A patient informs me that he was very hungry during the night and could not sleep. Upon being questioned he says the hunger has passed away--a sure indication that it was not real hunger.

Pashutin says: "Some of the experiments which we will have an opportunity to speak about below led to the conclusion that this desire for food and water is great only at the earliest stage of inanition. Manassein, however, mentioned that the animals also at the last period of starvation manifested great thirst." Again, quoting from Albitzky, he says, "At the later days of starvation * * * only violent force by means of a cage or chain holds the animal from undertaking to hunt for something edible."

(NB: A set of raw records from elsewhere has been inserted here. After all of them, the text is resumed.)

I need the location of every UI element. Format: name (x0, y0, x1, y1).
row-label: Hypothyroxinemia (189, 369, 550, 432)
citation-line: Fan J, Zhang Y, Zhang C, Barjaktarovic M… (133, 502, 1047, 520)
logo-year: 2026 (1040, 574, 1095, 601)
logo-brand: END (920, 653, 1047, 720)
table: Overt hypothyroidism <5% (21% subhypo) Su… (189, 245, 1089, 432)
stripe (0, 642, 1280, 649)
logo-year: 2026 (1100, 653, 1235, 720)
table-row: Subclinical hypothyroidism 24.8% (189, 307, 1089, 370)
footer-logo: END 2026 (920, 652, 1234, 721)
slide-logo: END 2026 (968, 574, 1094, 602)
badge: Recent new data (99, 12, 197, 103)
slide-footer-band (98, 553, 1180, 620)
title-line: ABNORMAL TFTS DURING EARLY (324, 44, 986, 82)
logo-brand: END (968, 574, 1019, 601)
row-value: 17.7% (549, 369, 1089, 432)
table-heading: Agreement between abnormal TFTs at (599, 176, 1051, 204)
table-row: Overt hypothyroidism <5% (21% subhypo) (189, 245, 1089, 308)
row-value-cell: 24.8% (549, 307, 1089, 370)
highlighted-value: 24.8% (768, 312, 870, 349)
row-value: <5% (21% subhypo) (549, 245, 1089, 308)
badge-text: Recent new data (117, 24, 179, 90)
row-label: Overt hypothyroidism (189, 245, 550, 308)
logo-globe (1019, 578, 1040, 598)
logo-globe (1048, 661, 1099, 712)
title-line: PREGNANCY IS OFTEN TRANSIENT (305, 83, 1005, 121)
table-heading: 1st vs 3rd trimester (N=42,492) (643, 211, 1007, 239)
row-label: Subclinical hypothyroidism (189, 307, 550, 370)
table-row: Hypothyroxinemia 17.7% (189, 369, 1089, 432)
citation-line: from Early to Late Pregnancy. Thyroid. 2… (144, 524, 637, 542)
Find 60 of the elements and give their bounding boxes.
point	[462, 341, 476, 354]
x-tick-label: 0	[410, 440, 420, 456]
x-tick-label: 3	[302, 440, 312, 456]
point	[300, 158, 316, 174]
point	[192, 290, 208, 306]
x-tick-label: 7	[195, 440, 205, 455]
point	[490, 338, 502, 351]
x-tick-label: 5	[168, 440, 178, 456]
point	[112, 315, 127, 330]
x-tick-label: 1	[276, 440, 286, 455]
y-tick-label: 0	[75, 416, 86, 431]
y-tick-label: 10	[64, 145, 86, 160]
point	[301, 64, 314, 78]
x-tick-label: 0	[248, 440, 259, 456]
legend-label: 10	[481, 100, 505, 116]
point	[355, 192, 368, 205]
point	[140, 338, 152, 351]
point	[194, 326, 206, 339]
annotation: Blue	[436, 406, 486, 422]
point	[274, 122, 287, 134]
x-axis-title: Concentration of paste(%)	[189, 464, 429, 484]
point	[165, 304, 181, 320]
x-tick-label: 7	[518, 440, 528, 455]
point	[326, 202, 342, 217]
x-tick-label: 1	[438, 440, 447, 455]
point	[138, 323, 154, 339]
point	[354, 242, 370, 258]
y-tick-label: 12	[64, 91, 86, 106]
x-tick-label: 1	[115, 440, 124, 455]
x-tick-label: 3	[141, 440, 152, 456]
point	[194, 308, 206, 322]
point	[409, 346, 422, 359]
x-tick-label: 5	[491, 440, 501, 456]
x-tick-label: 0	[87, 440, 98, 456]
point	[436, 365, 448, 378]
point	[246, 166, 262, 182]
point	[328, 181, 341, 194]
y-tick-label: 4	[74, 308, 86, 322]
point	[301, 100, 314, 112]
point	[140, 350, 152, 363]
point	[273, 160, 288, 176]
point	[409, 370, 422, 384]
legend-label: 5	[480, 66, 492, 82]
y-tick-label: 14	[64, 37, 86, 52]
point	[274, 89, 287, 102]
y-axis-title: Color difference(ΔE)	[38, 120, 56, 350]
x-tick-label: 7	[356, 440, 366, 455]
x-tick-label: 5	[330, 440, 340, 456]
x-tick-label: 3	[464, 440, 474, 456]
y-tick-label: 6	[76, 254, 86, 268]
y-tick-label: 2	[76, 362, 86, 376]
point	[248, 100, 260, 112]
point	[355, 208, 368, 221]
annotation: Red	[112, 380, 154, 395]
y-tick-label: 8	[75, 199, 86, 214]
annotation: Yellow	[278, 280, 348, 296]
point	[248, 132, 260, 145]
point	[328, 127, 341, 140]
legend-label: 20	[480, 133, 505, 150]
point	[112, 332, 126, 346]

In fasting steers, as in man, the so-called "hunger feeling" ceases after the second day. This feeling is believed to be caused by the physical contraction of the alimentary tract in adjusting itself to the diminished bulk of its contents. We do not accept this explanation of hunger. These animal experiences coincide exactly with human experiences in fasting. The so-called "hunger contractions" of the stomach increase in vigor in both man and animals during a fast, but do not give rise to hunger. Dr. Trall observed that vegetarians can "bear fasting for a time much better than the flesh eater; and they usually suffer but little in comparison with those who enjoy a mixed diet, from craving sensations of the stomach, on the approach of the dinner or supper hour. To this rule I have never known an exception."

Dr. Oswald says: "In my experiments on the operation of the fasting-cure, I have noticed the curious fact that for the first day or two the clamors of the stomach are restricted to certain hours, and can be induced to waive a disregarded claim."

Appetite is often accompanied with various feelings of discomfort, even actual pain. There may be a general feeling of weakness, or there may be mental depression. Frequent complaints of gnawing in the stomach, an "all gone" sensation in the stomach, rumblings in the abdomen, actual abdominal pain, nausea, headache, weakness and other morbid sensations accompanying appetite are made by Mr. Average Citizen. Indeed, I meet many who refer to distress in the stomach as hunger.

These symptoms are identical with those experienced by the drug addict who is deprived of his accustomed drug. The symptoms of drug addiction are usually more intense. Food drunkenness (gluttony) produces its symptoms and these symptoms are mistaken for hunger. The symptoms are temporarily relieved by eating, just as a cup of coffee temporarily relieves the coffee-induced headache, and this leads to the idea that food was needed.

Such symptoms pass away if their owner will refrain from eating for a few days. Indeed, in many cases, they will pass away within an hour after the accustomed meal time has passed if no food is eaten.

True hunger is accompanied by no symptoms. In true hunger one is not aware that he has a stomach. There is no headache, or other discomfort. There is merely a consciousness of a need for food, which, like thirst, registers itself in the mouth and throat.

Dr. Claunch thus differentiates between appetite and hunger: "The difference between true hunger and false craving may be determined as follows: When hungry and comfortable it is true hunger. When 'hungry' and uncomfortable it is false craving.

"When a sick person misses a customary meal, he gets weak before he gets hungry. When a healthy person misses a customary meal he gets hungry before he gets weak."